TIFFReadCustomDirectory: Failed to read custom directory at offset 58486.

version:

tiffinfo -v
LIBTIFF, Version 4.0.6
Restricted Application added a subscriber: Poyekhali. · View Herald TranscriptMay 2 2016, 1:01 PM
Fae awarded a token.Dec 16 2019, 7:13 AM
Restricted Application added a subscriber: Liuxinyu970226. · View Herald TranscriptDec 16 2019, 7:13 AM
Fae added a comment.EditedDec 16 2019, 7:17 AM

Seven examples of this tiffinfo parsing failure are available at Uploads by Fæ which fail to display.
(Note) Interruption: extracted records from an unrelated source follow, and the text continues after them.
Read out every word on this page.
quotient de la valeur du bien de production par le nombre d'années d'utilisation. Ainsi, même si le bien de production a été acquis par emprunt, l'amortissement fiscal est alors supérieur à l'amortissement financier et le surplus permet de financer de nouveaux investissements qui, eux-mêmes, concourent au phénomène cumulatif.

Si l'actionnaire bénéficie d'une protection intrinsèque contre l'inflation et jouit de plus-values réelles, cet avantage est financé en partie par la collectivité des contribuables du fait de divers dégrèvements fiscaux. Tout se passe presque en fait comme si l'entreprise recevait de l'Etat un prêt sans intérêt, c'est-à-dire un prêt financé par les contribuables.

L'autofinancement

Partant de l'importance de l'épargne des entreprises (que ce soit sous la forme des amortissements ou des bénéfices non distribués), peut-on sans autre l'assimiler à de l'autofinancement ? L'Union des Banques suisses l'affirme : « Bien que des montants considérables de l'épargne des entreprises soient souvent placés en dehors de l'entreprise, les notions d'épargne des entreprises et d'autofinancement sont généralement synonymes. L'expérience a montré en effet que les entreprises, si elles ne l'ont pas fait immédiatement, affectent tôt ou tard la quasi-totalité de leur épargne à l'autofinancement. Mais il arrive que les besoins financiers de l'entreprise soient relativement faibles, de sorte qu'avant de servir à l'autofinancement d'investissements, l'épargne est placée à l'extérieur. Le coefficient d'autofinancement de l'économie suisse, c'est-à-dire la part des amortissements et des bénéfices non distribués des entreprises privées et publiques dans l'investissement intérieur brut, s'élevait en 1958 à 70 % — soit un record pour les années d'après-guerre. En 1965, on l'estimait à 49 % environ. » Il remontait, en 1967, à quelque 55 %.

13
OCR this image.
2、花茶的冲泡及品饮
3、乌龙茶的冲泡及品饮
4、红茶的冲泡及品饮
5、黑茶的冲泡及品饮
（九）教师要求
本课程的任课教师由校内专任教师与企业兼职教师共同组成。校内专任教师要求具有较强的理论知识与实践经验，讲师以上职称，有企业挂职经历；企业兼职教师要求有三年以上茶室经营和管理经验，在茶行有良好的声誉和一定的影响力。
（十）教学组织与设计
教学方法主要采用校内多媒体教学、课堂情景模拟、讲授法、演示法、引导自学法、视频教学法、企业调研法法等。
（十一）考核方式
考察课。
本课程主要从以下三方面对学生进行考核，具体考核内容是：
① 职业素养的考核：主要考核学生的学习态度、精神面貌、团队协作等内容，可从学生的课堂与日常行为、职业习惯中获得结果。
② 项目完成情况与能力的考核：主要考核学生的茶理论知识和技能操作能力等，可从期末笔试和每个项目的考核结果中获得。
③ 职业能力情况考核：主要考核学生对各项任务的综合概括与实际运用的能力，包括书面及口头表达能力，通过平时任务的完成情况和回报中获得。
These were recently put up for speedy deletion, but actually this still appears to be an old WMF server failure that still needs to be fixed, as re-uploading the TIFFs still leads to the indefinite hanging of the upload at the WMF side.

If the failure is down to an unexpected format in the NYPL TIFF, a workaround of some type is needed, even if this means manually editing each file before passing back to the WMF server. The TIFFs display perfectly well at the NYPL source and using client side editors like GIMP.

Attempting to re-upload this TIFF gives the following predictable error:

01487: FAILED: stashfailed: The upload is an exact duplicate of the current version of [[:File:Wâdy Taiyebeh, with the Red Sea in sight, The lower part of the valley is very picturesque. The horizontal strata of the cliffs and their bright coloring make a deep impression on one from (NYPL b10607452-80736).tiff]].